Ho un cosiddetto libro nel cassetto da tre anni, che uscirà il prossimo, credo, che iniziai con una dedica importante: «Canterò le mie canzoni per la strada ed affronterò la vita a muso duro, […] canterò le mie canzoni a tutti loro e alla fine della strada, potrò direi che i miei giorni li ho vissuti». “A Muso Duro” (1979) – Pierangelo Bertoli
Mi sono domandato molte cose da questa mattina. La vita è curiosa, sovente meravigliosa e in alcuni momenti un incubo, ma sempre curiosa. Il dubbio scende nello stomaco, una via di mezzo tra inchiostro di arsenico e farfalle di cioccolata, e poi esce dal corpo sotto forma di pensiero… non sempre dalla via giusta.
Ma è proprio questo che ci rende uomini.
Ricordo un passo di Remarque, in “Niente di nuovo sul fronte occidentale”. . Egli scrisse che l’unico momento in cui i soldati di trincea potevano sentirsi ancora umani, si verificava quando si ritrovavano per defecare insieme. Dopo mangiato, i feriti per poco lasciati in retrovia, si fermavano seduti nel verde, a giocare a carte disposti a croce. Quando da ragazzi pensavano a situazioni simili erano imbarazzati, quasi scossi… Da adulti, nell’orrore della guerra, la condivisione di un bisogno li faceva ancora sentire persone, sostanzialmente li creava ancora a vita.
Penso alle parole di Erri De Luca riferite a Nives Meroi, che nella zona della morte si avvertiva ancora come qualche cosa di esistente osservando il suo sangue di fertilità, altro inchiostro che scrive la vita sulle proprie falangi morbide.

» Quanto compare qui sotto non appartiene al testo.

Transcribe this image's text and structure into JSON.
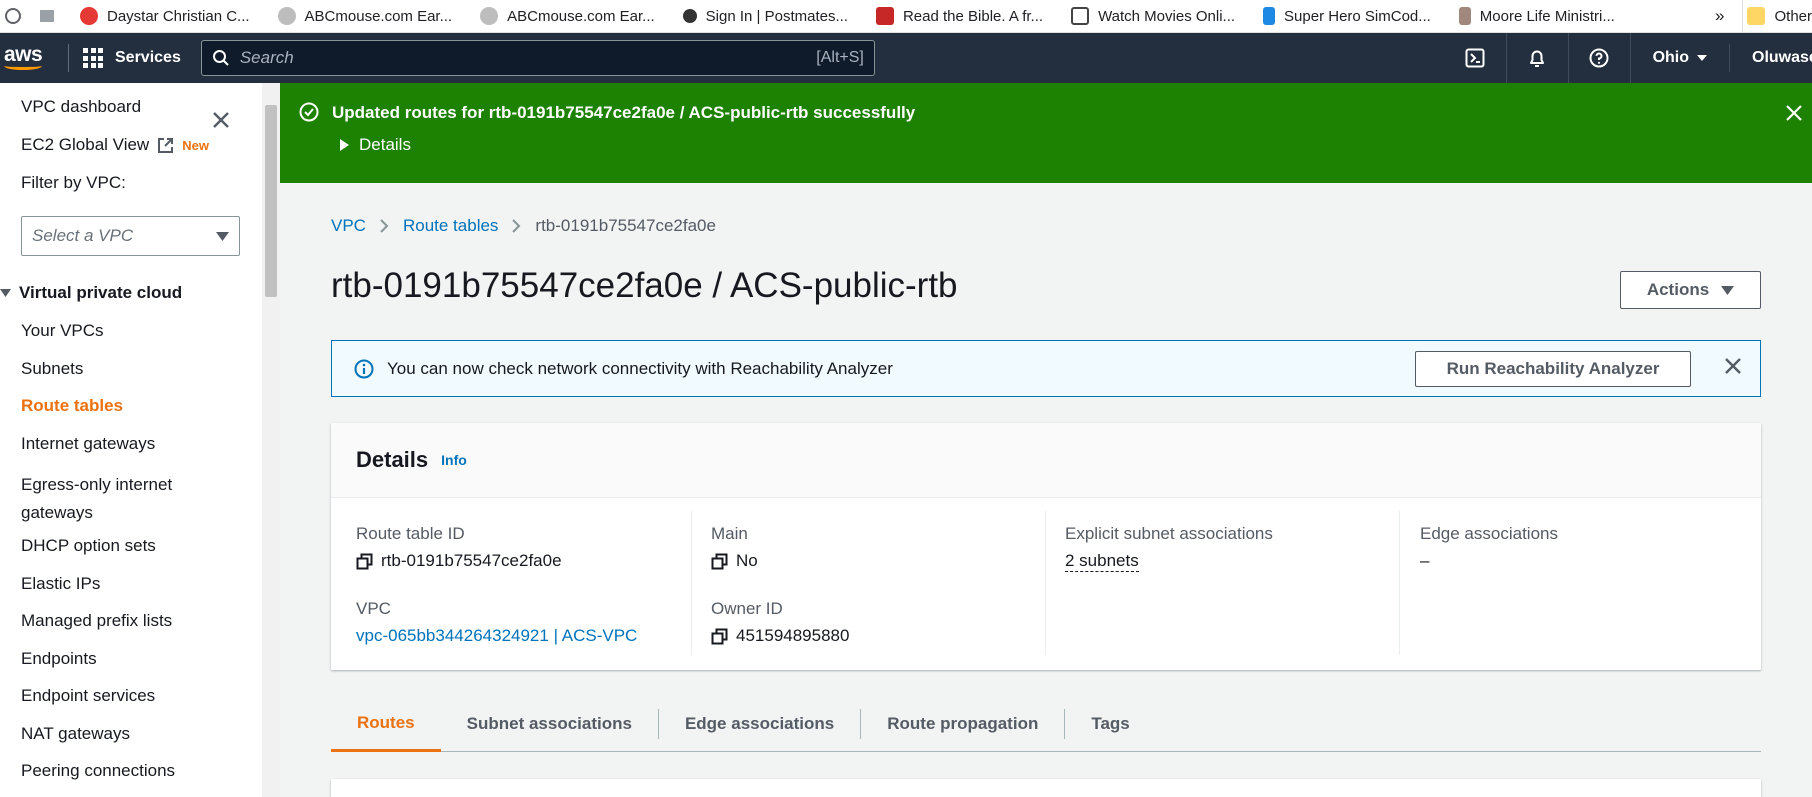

Penso ai difetti decantati da Williams in “Will Hunting”, flatulenze segrete, che facevano di una donna sua moglie, che se stessa poteva essere solo con lui che a sua volta si manifestava con lei. E con ciò sentiva che “dio aveva inviato un angelo, per salvarlo dagli abissi dell’inferno”.
Imbarazzo? Esser vivi non lo è.
Amore… se ne parla tanto. Rimembro ora Benigni quando asserì che “come l’amore dei nostri genitori ci ha portato dal cielo alla terra, così l’amore della persona amata ci riporta dalla terra al cielo”.
Essere umani significa anche questo.
E ancora mi domando. Mentre astri che ruotano intorno a me e io a loro, mi mostrano verità completamente diverse e totalmente disgiunte, interpretazioni della realtà che nulla hanno a che spartire tra loro, serpeggio nella storia che non si afferma, scritta tra le pieghe di quella ufficiale.
E torno così a Bertoli.
Ognuno con la sua verità, ognuno con la sua ricetta, tutte sempre le più vere.
Resto con il mio parere, solo un opinione e penso.
In natura non esiste il giusto e lo sbagliato, ma solo ciò che è in equilibrio e ciò che invece non lo è.
Consumo i miei giorni, fino all’essenza. “Non scoprendo in punto di morte di non esser vissuto”.